Note: Probably you will need to revise your LaTeX source file before converting it to epub3, see this answer for details.

0

I have had little luck with, e.g. htlatex and mk4ht.

However, what works for me are the following four strategies:

  1. pdftotext -layout thesis.pdf
  2. detex thesis.tex > thesis_detex.txt
  3. pdf2htmlEX thesis.pdf
  4. Adobe Acrobat XI Pro

Pdftotext produces thesis.txt, which is very close to the formatting in pdf. To avoid character-mapping problems, load thesis.txt in a windows text editor, e.g., notepad++, select all and paste into a new MS Word/Openoffice Writer document. The only drawback is that if your tex-file produces a pdf with concatenated words, thesis.txt will contain the concatenations.

Detex produces thesis_detex.txt which works fine for many use cases since words are not concatenated.

pdf2htmlEX produces a very accurate html file. Although some characters are collated to one new character.

To be honoust, the conversion with Adobe Acrobat XI Pro worked flawlessly. I was surprised since I had not used Adobe for a while. Earlier versions did not perform well.

In conclusion, the best option for me is to use Adobe on a latex produced pdf.

rvaneijk
  • 330
  • what kind of issues did you have with htlatex or mk4ht? I am sure they should produce better results than just plain text. – michal.h21 Dec 02 '17 at 14:50
  • htlatex and mk4ht do not work very well with hyperref and pgf. Disabling hyperref is suggested. Pgf was a different problem for me, e.g., the first error message was "l.190 \pgfusepathqfill}". Also many as follows: "! Undefined control sequence. \pgfsys@svg@newline ->\Hnewline

    l.214 \pgfusepathqstroke}"

    htlatex produces an incomplete file, whereas mk4ht did not even finish.

    – rvaneijk Dec 03 '17 at 16:10
  • I think you should post a question illustrating your issues with hyperref, it should work without problems.
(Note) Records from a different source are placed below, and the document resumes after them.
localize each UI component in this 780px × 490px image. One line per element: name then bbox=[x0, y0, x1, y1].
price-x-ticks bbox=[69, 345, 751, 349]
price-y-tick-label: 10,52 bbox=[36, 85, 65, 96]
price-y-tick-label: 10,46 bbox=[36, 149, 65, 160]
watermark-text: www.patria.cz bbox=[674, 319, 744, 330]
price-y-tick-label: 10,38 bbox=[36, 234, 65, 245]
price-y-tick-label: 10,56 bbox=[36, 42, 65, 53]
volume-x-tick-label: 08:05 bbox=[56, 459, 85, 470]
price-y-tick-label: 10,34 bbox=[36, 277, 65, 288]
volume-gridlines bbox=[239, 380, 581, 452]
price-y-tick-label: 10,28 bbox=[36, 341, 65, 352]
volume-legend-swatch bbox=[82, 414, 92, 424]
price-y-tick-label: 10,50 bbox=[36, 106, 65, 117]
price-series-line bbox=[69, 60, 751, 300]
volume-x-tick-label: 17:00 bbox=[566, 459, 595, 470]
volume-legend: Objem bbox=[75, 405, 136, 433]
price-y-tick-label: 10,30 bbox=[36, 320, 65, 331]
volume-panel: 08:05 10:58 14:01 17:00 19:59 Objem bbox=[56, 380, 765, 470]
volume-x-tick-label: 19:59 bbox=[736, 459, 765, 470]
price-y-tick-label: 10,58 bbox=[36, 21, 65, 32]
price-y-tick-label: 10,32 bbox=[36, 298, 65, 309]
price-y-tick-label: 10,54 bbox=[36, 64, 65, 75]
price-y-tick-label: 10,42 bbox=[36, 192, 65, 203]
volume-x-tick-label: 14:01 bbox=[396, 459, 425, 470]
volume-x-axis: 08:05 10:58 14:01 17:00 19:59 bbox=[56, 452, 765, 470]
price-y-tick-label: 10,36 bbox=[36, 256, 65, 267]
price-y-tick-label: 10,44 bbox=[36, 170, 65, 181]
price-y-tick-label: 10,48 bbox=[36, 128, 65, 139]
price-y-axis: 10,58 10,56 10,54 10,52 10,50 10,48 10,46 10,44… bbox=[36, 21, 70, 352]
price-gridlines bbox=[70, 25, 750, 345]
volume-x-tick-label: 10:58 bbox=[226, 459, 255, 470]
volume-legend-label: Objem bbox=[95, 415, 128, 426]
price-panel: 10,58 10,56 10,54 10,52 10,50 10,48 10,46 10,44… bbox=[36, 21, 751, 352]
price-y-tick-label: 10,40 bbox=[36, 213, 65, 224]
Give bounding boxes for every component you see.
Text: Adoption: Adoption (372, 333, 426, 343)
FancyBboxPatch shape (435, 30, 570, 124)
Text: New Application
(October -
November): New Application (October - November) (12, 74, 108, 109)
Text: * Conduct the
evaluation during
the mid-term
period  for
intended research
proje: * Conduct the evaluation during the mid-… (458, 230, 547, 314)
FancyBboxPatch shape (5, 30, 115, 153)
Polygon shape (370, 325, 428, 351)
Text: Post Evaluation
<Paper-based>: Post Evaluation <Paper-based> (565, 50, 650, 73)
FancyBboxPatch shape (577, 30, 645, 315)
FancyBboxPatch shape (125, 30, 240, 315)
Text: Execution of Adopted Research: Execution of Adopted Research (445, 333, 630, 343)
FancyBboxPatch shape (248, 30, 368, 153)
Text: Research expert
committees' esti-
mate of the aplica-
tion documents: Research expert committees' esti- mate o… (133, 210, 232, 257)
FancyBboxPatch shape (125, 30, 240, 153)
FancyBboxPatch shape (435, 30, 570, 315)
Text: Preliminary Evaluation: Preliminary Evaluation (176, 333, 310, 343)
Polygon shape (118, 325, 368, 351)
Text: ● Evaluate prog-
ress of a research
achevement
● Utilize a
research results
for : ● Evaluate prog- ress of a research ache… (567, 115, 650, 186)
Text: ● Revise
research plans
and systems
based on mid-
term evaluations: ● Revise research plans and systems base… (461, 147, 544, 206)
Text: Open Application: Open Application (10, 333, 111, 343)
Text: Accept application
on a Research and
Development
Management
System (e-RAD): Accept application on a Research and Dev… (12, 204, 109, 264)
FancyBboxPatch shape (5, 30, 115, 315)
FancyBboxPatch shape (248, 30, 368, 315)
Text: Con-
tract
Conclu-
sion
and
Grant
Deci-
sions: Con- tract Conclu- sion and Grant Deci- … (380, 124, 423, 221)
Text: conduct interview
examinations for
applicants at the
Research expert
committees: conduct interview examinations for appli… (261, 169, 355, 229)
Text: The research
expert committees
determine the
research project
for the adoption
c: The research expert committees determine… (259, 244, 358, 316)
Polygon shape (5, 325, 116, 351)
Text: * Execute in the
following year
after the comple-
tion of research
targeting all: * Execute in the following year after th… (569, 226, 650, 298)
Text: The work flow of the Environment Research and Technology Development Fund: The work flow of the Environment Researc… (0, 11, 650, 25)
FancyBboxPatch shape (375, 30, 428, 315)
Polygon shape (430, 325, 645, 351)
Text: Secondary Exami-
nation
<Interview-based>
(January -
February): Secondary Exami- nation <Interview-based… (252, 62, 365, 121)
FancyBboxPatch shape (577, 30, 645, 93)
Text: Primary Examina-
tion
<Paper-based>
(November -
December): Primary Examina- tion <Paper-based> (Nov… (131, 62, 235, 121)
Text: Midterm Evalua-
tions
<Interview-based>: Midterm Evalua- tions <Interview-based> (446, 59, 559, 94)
Regarding the TikZ issue, this is known, it has been reported in TikZ issue tracker together with a solution, but it haven't been fixed upstream yet. see https://tex.stackexchange.com/a/386775/2891 for some solutions. – michal.h21 Dec 03 '17 at 16:27
0
  • Step 1. Create a PDF from your LaTeX file using pdflatex
  • Step 2. Convert the newly created PDF to Word document. You can achieve this step in 3 different ways:
  • For Windows users, Microsoft 2013 and later versions can open a PDF and save it as Word.
  • If you're not using Microsoft Word, you can simply use an online PDF to Word Converter as an alternative, no download needed.
  • If your document is text-only, just open it with Google Docs, and then download it as a Word document.